Malvina Hoffman - "Anna Pavlova"
A BRONZE MASK OF ANNA PAVLOVA
inscribed " MALVINA HOFFMAN" and "C.B.W."
7 3/4 in. (19.4 cm.) high, on veined black marble cube, natural patina
LITERATURE: A. Alexandre, Malvina Hoffman, Paris, 1930, pp. 19-20, cat. no. 34; M. Hoffman, A Sculptor's Odyssey, New York, 1936, p. 66, illus.; A. T. E. Gardner, American Sculpture: A Catalogue of the Collection of the Metropolitan Museum of Art, Greenwich, Ct., 1965, p. 159. According to the artist's records, the present bronze — a reduction of her wax portrait of 1924 - is from a small edition cast circa 1934 using both the Rudier and Cellini foundries. An example of the wax version is in the collection of the Metropolitan Museum of Art. Provenance: Christie's East, New York, May 21, 1991, Lot #506 and by descent to the present owner.
$7,500

Malvina Cornell Hoffman
(1885-1966)
Recognized as an important American sculptor, Malvina Hoffman was born in New York City, and was a portrait sculptor of pieces that expressed the fluid movement of dancers and lofty human values. She became especially noted for her hall-of-fame portraits including Paderewski, Pavlova, Wendell Wilkie and Katharine Cornell.
Many of her pieces she carved in stone, and some of them were enormous in scale including war monuments.

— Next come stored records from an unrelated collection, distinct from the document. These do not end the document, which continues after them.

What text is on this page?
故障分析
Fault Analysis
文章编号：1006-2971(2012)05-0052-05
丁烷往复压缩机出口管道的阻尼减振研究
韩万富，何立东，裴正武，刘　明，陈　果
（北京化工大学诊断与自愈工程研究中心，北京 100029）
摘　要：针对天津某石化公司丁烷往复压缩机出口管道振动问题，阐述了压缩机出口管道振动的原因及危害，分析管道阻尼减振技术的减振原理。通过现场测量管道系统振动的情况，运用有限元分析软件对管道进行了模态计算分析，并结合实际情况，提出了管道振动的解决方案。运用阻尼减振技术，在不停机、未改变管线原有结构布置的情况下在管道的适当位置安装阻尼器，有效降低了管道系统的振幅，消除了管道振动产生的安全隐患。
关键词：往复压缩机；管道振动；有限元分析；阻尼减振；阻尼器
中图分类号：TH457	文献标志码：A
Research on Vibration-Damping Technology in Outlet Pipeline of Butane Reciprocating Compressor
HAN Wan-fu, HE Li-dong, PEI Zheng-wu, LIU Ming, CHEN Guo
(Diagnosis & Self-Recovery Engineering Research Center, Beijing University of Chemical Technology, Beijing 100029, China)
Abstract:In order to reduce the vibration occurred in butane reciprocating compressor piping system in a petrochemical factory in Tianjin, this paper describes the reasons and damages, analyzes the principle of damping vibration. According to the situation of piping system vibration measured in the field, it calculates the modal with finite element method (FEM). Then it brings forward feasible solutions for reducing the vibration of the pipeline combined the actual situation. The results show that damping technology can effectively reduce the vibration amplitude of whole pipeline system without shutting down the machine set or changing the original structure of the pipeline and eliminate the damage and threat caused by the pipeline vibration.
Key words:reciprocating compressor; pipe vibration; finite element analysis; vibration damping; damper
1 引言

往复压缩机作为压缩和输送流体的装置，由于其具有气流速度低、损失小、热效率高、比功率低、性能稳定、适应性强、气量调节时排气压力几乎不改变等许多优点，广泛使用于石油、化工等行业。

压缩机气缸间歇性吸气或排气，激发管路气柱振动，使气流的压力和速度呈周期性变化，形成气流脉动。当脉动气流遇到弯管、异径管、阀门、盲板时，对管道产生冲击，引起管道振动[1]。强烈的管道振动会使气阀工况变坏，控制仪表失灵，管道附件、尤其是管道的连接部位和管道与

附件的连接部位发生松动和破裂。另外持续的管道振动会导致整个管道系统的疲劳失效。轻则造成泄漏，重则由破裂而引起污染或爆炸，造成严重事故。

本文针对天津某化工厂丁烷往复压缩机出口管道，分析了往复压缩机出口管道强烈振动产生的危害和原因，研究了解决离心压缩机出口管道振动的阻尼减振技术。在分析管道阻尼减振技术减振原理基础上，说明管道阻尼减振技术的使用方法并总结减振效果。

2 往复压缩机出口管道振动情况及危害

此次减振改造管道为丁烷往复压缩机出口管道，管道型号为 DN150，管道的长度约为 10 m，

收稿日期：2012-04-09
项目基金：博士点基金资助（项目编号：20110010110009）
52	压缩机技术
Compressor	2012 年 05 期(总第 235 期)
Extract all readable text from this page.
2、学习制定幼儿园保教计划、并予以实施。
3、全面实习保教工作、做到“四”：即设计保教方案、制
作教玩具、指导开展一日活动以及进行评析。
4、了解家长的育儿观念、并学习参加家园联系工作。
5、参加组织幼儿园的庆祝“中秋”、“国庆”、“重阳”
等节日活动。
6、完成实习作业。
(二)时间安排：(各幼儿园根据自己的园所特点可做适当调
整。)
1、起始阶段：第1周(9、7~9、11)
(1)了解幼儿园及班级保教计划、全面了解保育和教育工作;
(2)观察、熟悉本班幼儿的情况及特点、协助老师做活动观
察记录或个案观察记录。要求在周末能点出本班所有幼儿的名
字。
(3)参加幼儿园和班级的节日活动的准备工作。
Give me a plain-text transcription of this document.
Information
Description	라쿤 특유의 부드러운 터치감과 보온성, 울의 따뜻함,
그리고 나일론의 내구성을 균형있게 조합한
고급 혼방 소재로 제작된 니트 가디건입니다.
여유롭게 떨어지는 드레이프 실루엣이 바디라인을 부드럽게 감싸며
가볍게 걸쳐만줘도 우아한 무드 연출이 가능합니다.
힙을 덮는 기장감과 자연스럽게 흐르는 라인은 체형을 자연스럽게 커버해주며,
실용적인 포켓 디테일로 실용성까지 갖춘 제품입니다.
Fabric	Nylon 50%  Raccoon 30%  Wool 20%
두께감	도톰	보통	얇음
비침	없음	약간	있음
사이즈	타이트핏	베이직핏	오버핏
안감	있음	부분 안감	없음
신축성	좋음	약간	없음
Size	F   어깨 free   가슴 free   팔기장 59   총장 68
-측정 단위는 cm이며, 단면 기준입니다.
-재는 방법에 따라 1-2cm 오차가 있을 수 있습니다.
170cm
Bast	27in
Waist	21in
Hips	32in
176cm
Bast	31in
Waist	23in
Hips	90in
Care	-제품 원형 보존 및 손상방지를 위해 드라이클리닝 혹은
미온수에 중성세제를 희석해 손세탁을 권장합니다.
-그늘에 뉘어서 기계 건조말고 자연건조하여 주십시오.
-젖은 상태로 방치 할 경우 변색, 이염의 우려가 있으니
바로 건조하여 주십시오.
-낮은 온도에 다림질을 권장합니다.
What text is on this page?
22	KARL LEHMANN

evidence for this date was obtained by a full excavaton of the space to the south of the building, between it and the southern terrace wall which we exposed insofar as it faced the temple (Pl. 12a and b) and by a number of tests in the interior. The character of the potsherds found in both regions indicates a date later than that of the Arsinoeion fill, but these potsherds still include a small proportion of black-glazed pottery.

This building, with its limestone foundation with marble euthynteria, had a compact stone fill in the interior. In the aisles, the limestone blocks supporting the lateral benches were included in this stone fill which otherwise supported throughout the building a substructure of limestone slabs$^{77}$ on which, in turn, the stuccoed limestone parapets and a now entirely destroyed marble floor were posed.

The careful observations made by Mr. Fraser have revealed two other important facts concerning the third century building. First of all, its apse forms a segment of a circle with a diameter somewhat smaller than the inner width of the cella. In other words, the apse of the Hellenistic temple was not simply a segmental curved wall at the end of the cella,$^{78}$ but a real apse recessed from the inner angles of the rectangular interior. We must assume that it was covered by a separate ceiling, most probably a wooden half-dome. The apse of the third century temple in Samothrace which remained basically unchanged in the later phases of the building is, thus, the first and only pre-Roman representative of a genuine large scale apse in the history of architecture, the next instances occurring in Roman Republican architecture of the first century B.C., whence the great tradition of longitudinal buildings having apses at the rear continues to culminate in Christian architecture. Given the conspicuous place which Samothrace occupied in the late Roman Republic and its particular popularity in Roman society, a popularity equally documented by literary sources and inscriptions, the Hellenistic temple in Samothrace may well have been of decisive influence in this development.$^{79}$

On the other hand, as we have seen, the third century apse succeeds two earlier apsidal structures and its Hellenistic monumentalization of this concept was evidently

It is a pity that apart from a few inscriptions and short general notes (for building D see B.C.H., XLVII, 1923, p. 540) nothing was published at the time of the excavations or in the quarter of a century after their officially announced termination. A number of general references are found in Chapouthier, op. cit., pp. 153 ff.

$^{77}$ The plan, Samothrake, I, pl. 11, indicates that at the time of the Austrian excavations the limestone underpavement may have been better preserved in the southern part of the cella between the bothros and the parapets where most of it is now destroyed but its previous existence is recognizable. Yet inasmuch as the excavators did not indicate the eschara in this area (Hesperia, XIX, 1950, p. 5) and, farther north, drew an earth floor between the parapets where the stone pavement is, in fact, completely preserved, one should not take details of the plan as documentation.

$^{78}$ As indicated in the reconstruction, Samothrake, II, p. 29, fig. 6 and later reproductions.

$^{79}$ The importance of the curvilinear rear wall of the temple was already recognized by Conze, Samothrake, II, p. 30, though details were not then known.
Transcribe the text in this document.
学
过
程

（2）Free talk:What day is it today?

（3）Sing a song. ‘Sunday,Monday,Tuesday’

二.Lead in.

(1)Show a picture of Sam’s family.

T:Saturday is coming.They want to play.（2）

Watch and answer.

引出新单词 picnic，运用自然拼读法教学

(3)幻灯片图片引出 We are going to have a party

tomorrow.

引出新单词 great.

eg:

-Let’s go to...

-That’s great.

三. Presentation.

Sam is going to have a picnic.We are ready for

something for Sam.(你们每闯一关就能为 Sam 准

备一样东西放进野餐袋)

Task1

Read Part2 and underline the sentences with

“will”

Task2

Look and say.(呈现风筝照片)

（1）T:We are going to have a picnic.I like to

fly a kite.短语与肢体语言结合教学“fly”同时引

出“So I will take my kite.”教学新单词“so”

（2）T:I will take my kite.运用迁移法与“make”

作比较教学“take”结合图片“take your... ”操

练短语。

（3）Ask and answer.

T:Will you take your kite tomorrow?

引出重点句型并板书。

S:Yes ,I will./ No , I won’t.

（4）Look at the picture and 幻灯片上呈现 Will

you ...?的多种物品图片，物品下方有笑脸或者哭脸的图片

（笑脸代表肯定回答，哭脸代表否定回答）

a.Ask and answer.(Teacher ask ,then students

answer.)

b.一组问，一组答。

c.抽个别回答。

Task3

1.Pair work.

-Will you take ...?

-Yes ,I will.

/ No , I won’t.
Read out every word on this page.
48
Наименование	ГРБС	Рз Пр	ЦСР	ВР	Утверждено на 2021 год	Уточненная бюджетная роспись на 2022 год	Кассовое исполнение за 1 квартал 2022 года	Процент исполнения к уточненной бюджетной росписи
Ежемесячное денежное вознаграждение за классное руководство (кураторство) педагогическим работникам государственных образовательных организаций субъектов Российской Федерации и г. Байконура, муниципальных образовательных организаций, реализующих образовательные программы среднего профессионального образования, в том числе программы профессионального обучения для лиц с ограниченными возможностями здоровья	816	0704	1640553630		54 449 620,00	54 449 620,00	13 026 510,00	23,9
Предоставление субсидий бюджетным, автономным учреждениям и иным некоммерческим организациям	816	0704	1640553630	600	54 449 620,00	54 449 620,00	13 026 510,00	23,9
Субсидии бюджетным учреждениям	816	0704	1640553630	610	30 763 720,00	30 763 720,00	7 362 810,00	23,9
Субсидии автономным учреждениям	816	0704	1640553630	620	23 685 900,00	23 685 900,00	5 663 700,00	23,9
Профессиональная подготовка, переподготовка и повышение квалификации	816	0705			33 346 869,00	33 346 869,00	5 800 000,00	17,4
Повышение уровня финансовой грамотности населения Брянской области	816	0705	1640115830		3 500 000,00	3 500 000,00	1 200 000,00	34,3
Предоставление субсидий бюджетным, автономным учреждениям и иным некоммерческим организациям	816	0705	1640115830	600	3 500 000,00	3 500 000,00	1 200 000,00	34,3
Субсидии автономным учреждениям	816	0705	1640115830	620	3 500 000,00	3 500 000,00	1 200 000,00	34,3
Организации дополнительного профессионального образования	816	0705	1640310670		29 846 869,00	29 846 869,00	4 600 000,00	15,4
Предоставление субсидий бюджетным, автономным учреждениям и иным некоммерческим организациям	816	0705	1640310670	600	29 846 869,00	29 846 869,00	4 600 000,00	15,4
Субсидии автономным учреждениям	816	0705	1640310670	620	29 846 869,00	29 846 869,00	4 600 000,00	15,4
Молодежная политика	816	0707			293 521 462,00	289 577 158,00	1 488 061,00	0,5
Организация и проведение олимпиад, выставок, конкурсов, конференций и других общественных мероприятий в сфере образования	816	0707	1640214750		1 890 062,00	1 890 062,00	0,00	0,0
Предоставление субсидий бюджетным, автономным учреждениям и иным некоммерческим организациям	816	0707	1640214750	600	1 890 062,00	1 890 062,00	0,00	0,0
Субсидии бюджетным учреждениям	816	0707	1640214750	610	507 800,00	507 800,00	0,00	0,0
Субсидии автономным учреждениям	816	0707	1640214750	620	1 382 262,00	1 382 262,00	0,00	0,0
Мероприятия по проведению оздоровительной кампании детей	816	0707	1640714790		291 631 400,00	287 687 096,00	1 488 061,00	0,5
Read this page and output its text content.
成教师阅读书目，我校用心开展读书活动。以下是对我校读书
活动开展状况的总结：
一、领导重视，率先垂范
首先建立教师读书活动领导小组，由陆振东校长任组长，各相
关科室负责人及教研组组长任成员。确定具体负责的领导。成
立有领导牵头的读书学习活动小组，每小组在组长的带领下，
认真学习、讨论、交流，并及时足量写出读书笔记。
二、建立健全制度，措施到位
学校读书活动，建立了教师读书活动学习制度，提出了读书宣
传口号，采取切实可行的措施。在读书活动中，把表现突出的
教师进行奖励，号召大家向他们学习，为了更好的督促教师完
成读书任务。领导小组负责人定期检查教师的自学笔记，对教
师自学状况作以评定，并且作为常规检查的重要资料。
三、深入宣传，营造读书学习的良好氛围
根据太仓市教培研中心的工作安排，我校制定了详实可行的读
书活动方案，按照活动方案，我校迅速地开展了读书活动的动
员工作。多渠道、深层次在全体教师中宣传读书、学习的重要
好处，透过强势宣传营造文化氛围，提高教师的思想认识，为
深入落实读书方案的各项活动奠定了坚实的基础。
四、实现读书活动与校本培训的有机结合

Her masterpiece is considered to be The Races of Man, done in 1933, commissioned by the Marshall Field Museum of Natural History in Chicago. It had one-hundred five separate pieces, cast in bronze, depicting
people from diverse cultures.
She studied with Herbert Adams and Gutzon Borglum in New York and in Paris in 1910 with Auguste Rodin from whom she learned naturalism and whose doorstep she sat on until he agreed to see her. In Paris, she associated with numerous leading intellectuals including Gertrude Stein, Henri Matisse, and Anna Pavlova, and her bronze sculptures of Pavlova, Russian ballet star, won her much attention and many commissions.